Even though my taking a part-time job at our church took more time away from Christy and her work, she encouraged me – really encouraged me, not begrudgingly – to take the job so that I could spend more time serving God’s church and leading God’s family into service. I have learned so much about service because of her sacrifice. I have benefited both from her example of service to me and from my experiences in serving others. I am learning that I am not all that willing a servant on my own, and it has given me the chance to cry out to God for a heart of love, mercy, and service. God is answering my prayers. Who knows how much longer I might have waited to learn the valuable lessons in service that I am now learning had Christy not encouraged me to accept this role?

 

Finally, there is no one I would rather have at my side as an ambassador for Jesus Christ, in or beyond my comfort zones. Christy has been there since near the beginning of our relationship. She has helped me witness to people all over Toccoa. She has faithfully developed friendships with those we’ve witnessed to, encouraging them to know the Lord more fully. She has dreamed with me about the places the Lord might lead us as missionaries, and has helped me be realistic about how to be an ambassador here and now. She understands people beautifully and adjusts readily to upper- and lower-class situations, neither being overly intimidated by those others might perceive as powerful or standoff-ish toward those others might reject.

 

In every area of life, Christy helps me fulfill my responsibilities. Yes, they are her responsibilities, too. But I feel the weight of them, and she lifts enormous amounts of their weight from my shoulders. As I free her to help me in the ways she is uniquely gifted to help – her artistry, her cultural awareness and sensitivity – she often ends up being more productive than I am. And lovingly, she doesn’t demean me. Instead, she points out my gifts and encourages me in my strengths. Together, we look to Jesus Christ to make us complete, knowing that we are incomplete and imperfect on our own. I thank God for Christy – and I don’t often enough say so publicly.

 

I hope that this helps just a bit to clear the confusion away from a Biblical picture of manhood and womanhood – of non-oppressive authority relationships between equals. I know it won’t clear the air completely. I myself am still confused, and I know that I have oppressed Christy by my use of authority more often than I would like to remember. But I repent of my sinful oppression, and I find forgiveness both from Christy and Jesus Christ. Christy and I are aiming to live the way Jesus intends for us to live, and I can’t thank God enough for putting Christy in my life.

 

1 comment:

Jay Smorey said...

Good post. I think that understanding the issue is all about our starting point, and it serves as a great teaching example in how to read and interpret the Bible. If we start at the issue of the roles of men and women, we really won’t be able to answer the “why” behind the issue. But if we start by recognizing that, in Scripture, God continually creates and uses earthly things—things that we experience in everyday life—to help us understand heavenly things which we cannot see and touch, then we understand the “why”.

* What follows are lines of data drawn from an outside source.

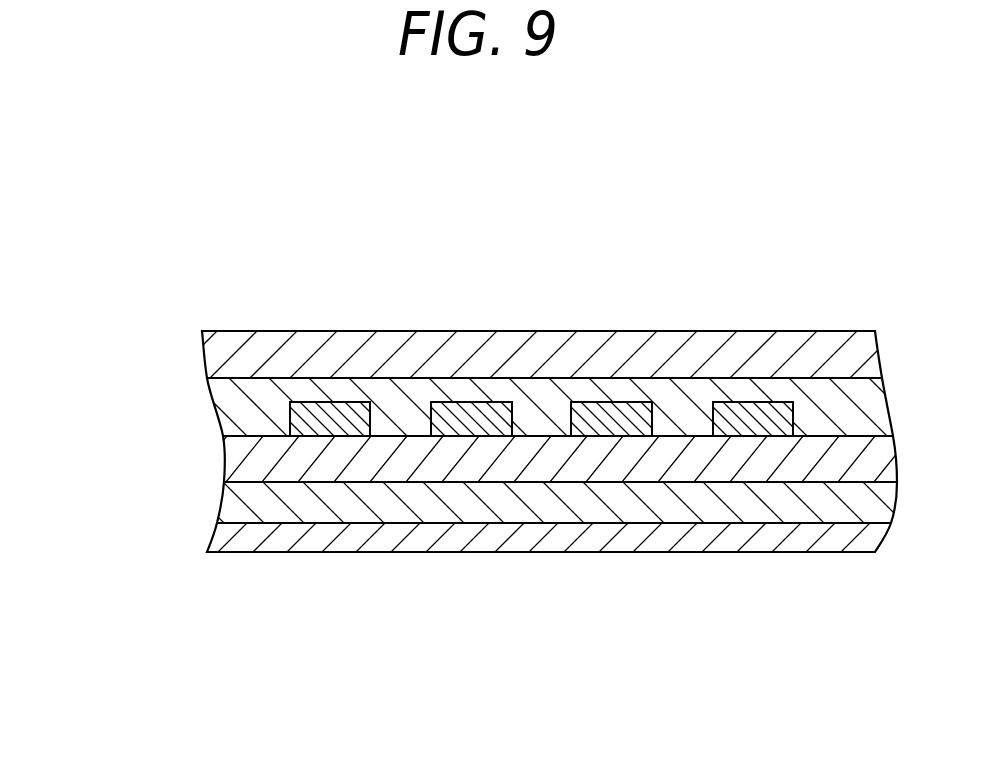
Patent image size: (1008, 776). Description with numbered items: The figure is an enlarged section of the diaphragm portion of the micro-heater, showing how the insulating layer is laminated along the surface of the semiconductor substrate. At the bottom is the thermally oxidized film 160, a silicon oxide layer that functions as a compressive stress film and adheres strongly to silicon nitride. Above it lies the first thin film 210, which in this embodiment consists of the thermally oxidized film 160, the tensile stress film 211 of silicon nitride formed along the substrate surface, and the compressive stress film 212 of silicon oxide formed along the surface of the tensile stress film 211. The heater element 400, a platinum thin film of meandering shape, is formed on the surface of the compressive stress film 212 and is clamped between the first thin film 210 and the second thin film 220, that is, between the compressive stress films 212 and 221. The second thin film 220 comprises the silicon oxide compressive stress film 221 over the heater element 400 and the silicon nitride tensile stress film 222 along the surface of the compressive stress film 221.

The second thin film 220 is at (492, 328).
The tensile stress film 222 is at (416, 330).
The compressive stress film 221 is at (528, 388).
The heater element 400 is at (767, 387).
The first thin film 210 is at (500, 535).
The compressive stress film 212 is at (373, 453).
The tensile stress film 211 is at (513, 497).
The thermally oxidized film 160 is at (544, 578).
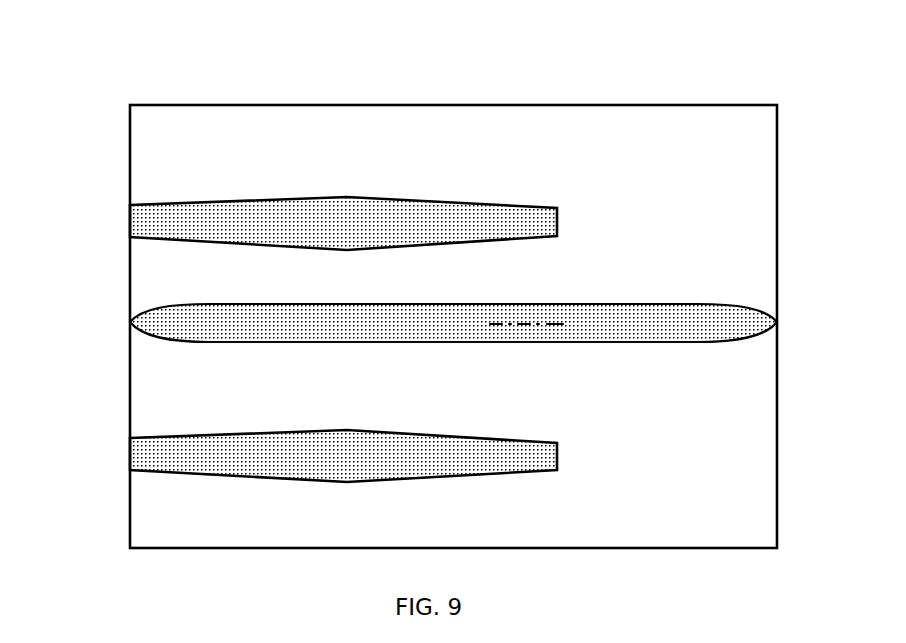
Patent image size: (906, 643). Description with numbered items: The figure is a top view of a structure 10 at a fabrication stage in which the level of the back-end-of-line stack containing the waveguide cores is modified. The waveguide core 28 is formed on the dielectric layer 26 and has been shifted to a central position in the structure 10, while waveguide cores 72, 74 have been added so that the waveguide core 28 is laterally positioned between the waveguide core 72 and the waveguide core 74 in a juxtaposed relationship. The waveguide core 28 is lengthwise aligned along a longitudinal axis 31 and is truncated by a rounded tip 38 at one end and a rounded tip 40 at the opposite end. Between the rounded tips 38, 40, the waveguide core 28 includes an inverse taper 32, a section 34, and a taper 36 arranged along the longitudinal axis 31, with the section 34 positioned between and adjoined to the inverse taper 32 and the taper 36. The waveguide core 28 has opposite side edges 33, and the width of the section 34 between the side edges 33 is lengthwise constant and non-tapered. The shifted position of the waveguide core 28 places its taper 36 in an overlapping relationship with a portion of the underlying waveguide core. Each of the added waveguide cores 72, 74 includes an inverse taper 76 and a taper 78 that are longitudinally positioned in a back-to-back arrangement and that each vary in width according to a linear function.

The structure 10 is at (128, 74).
The dielectric layer 26 is at (187, 516).
The waveguide core 28 is at (716, 372).
The longitudinal axis 31 is at (527, 327).
The inverse taper 32 is at (302, 322).
The side edges 33 is at (592, 302).
The section 34 is at (443, 323).
The taper 36 is at (687, 328).
The rounded tip 38 is at (130, 322).
The rounded tip 40 is at (777, 322).
The waveguide core 72 is at (584, 174).
The waveguide core 74 is at (593, 490).
The inverse taper 76 is at (222, 215).
The taper 78 is at (447, 223).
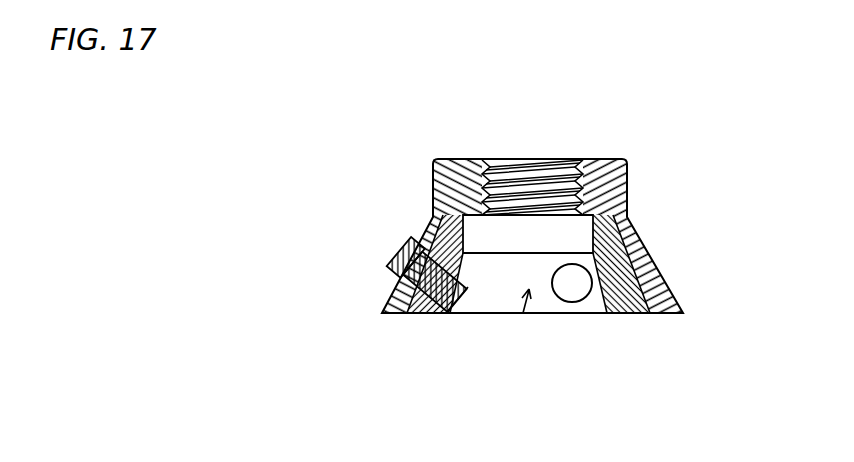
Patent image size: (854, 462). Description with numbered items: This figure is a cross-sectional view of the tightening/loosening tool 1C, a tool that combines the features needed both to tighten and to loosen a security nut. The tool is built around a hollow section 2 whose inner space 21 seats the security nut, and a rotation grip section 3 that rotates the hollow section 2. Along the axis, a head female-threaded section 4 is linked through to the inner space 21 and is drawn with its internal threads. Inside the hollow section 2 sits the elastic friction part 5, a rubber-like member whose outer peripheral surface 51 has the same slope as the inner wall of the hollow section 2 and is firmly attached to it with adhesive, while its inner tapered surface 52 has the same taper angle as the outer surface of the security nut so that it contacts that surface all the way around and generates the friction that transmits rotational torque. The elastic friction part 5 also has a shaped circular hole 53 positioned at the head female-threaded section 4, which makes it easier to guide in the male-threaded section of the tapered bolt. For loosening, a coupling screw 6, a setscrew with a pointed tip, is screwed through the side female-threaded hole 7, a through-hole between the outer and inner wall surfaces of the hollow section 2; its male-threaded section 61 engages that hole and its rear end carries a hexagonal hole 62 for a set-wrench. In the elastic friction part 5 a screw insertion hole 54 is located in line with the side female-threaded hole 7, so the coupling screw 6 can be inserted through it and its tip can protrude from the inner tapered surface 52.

The tightening/loosening tool 1C is at (367, 128).
The hollow section 2 is at (651, 243).
The rotation grip section 3 is at (608, 160).
The head female-threaded section 4 is at (513, 158).
The elastic friction part 5 is at (653, 298).
The coupling screw 6 is at (407, 250).
The side female-threaded hole 7 is at (572, 302).
The inner space 21 is at (523, 313).
The outer peripheral surface 51 is at (663, 275).
The inner tapered surface 52 is at (615, 285).
The shaped circular hole 53 is at (466, 230).
The screw insertion hole 54 is at (452, 300).
The male-threaded section 61 is at (393, 282).
The hexagonal hole 62 is at (395, 258).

The issue, as I see it in Scripture, is not so much about merely obeying a particular biblical command as it is seeing the greater principle behind the command: God specifically and intentionally established the distinct roles of men and women in order to teach us about the relationship of God and creation as well as Christ and the church. So, regardless whether we hold to equality of roles or role distinction, if we are unable to say “This is what I have learned about God and creation/Christ and the church,” then we should re-evaluate our starting point. I also think that seeing it through this kind of lens helps bring balance to the issue as well.

We can use this as a great teaching tool for understanding other issues that are often difficult for the layperson to understand, like Law and Gospel, God's kingdom, etc.